I found the island of Tsushima to be a world that required thoughtfulness in my decisions, while giving me the freedom to pursue the story arcs and quests that suited me best.
For me, Sucker Punch’s attention to detail is obvious through two distinct options in the game.
First is the most frequently mentioned feature of Ghost of Tsushima, the greyscale film filter you can play in. Called the Kurosawa Mode after the legendary filmmaker of the same name, it completes the vision of a Hollywood depiction of real-life feudal Japan.
Second is the diabolically realistic Lethal Mode, so named because of its true-to-life health management. Essentially, all hits affect you almost like they would in a real fight. Enemies do huge damage and even non-boss combat can be ended with just two hits.

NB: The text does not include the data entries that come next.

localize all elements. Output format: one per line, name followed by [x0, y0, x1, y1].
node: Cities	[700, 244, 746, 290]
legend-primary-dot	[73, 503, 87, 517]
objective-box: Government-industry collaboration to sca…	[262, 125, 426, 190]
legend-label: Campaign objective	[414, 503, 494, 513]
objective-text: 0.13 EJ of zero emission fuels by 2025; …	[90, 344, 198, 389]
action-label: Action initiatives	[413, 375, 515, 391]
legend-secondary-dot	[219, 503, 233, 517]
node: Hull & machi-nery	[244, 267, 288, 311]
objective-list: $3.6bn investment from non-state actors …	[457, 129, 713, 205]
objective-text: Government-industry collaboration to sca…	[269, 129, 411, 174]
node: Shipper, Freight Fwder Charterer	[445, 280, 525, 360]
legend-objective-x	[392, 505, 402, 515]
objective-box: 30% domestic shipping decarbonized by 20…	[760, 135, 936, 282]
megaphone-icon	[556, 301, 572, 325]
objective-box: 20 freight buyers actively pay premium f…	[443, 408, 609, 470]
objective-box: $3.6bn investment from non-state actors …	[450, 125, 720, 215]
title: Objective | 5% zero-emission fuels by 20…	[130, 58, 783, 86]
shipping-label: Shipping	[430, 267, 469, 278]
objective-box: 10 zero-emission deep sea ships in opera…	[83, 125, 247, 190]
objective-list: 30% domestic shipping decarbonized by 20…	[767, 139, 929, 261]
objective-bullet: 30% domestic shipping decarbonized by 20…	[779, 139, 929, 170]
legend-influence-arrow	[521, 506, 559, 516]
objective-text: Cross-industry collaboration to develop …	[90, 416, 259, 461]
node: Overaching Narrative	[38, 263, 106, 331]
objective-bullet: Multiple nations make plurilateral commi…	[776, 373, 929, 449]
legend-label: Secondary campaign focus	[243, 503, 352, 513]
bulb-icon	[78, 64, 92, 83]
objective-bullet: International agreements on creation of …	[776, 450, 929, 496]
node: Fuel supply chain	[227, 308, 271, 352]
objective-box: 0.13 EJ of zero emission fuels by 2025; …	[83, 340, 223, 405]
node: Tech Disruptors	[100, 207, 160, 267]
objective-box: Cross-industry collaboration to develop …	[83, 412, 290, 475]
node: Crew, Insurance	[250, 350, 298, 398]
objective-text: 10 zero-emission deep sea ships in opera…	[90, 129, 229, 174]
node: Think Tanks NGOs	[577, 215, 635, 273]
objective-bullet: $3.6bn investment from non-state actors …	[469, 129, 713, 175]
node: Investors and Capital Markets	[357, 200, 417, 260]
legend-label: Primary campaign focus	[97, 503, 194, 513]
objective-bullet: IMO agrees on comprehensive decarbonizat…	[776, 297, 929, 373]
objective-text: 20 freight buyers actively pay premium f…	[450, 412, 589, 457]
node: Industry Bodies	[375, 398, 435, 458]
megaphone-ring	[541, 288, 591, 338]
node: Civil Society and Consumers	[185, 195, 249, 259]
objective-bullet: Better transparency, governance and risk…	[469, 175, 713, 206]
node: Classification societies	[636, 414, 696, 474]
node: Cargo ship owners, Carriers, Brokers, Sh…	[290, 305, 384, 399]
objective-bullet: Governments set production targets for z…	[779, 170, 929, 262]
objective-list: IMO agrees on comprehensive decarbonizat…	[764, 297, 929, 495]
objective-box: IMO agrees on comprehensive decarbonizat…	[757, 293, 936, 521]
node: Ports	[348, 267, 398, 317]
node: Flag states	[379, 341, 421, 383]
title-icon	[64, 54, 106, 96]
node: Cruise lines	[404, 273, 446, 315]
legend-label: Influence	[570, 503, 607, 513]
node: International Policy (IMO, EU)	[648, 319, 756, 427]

It’s brutal and it’s exciting, and it adds replay value that the game would otherwise lack.
The Journey from Jin to Ghost
In its narrative, Ghost of Tsushima closely follows the tropes, pitfalls, and classic storylines you’d find in Samurai movies. This seems to work against the entire storyline, which is based in historical truth and the very real island of Tsushima and its inhabitants’ struggles during its invasion.
The story of Jin Sakai’s journey is more interesting to me. His path to becoming the Ghost and using stealth instead of honourable Samurai ways to defend his people is easy to connect with. This brings meaning to your actions throughout the game.
The real beauty of Ghost of Tsushima is the ability to explore. If ever you get tired of chasing foxes and yellow birds, you can easily charge off on your horse in search of an awe-inspiring view. Despite its tendency for cinematography over substance, Ghost of Tsushima is a spectacle to play, and is worth trying out even if you’re not a regular PlayStation gamer.